А все внучок постарался — схлопотал двойку по сочинению. И ладно бы пару влепили за то, как тот, гаденыш, провел свое чертово лето, или там за какую-нибудь «экзистенциальную квинтэссенцию обломовщины», шут бы с ним сволочью. Но нет. Впаяли по политическим соображениям. А это не шутки. Где сегодня — двойка, там завтра может быть десятка. Без права переписки. Значит, переписывать надо сейчас, срочно. А внучок не чешется, говорит: к концу четверти. И отец его, шары залив, в ус не дует, и у матери то котлеты на сковородке, то огурцы на роже. Черт бы их всех...

Так сидел Степан Матвеевич третью ночь, сам себя и всех домашних казня, да тихонько дрожал. От страха за судьбу и от злобы на музу. Музы — девки молодые, изворотливые, таких не снасильничаешь, чтоб там не плел Михайло в лаптях из Архангельска. Да и старость не радость, к тому же. И президент… Президент! Не какой-нибудь там премьер, чтоб вот так с кондачка с ним разделаться.
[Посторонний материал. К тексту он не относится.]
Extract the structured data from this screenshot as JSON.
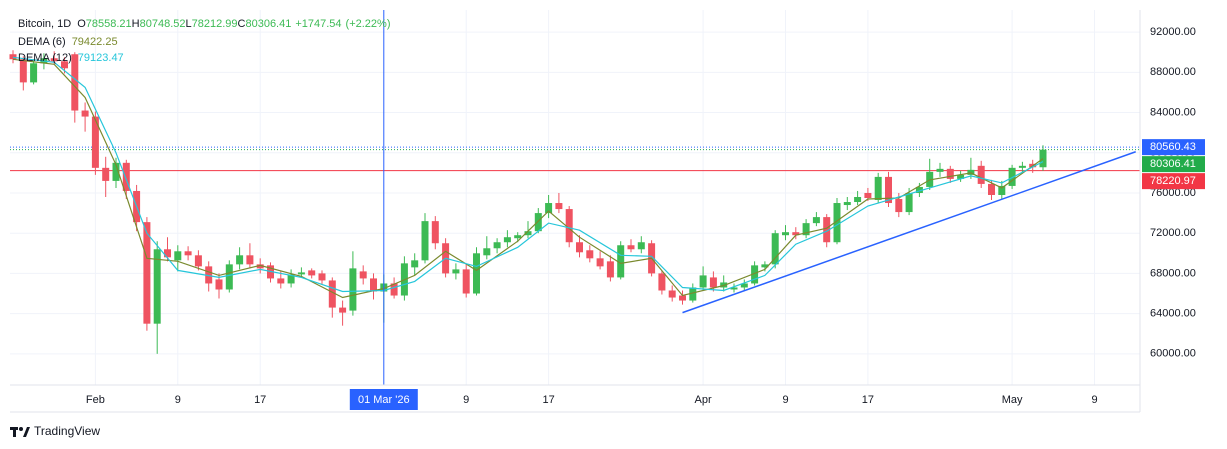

Степан Матвеевич задержал дыхание, напрягся, казалось, даже услышал, как заскрежетал мозг сношенными шестеренками: «Итак, если бы я был президентом? Ну? Вот что если бы я им был? А? Ну был бы если им я?». В голове что-то взорвалось, разлетелось ужасом в пространствах и вдруг... Что-то в этих же пространствах словно вспыхнуло. «Но ведь это же!.. Это! Это! - в искаженном уме засверкали какие-то туманно-облачные слайды.

Вот он, Степан Матвеевич, - президент. С элегантными этими залысинами, в интересным в горошек галстуке. Но что это?! К нему, президенту, прилагается ни с того ни с сего какй-то закомплексовано-наглый помощник с часами за тридцать семь миллионов, какой-то бородатый друг с сумасшедше-преданными глазами, считающий что целоваться на улицах не патриотично. Ой. Кто-то шепчет ему, Степану Матвеевичу, из сфер вечности и всебытия, что ему теперь, как рабу на галерах, придется следить за посадками, сажать красивых кудрявых женщин. Что из-за него теперь будут жеваться галстуки, демонтироваться золотые унитазы, плавать амфоры в Черном море, кукожиться рубль, полыхать свинина и лесные пожары, затапливать юга и экономику.

Степану Матвеевичу вдруг стало себя, воплощенного в президента, безумно жаль, захотелось плакать. «Никто его не любит, никто не понимает, - пустил он первую каплю на белый листок, - не смотря даже на 86, точнее уже 89 процентов, и другие интересные числа тоже. Ни для кого я не человек, для всех какая-то функция. Тут только на помойку — кушать горьких жабонят». Степан Матвеевич, шмыгнув носом, наконец, понял: если бы он был президентом, он бы плакал и пил. Пил и плакал. Пил водку и плакал ей же. Тут не грех и злоупотребить служебным положением — снизить цены на спиртное.

«А вот и нет, - зашипел вдруг Степан Матвеевич, - Не пройдет провокация! Не пройдет! Есть еще порох». Тут, видимо, к пороху дали огня, ладонь тут резко превратилась в кулак и отчаянно заскребла:

Если бы я был президентом, то в первую очередь озаботился бы здоровым образом жизни. Например, отменил бы визы за границу. И победил бы на Евровидении, потому что в здоровом духе, здоровый тел, а в здоровом теле — здоровый ух. А ухи — это вообще — гордость нации. А, главное, я бы составил из четырех букв слово «счастье» и одолел бы Коррупцию.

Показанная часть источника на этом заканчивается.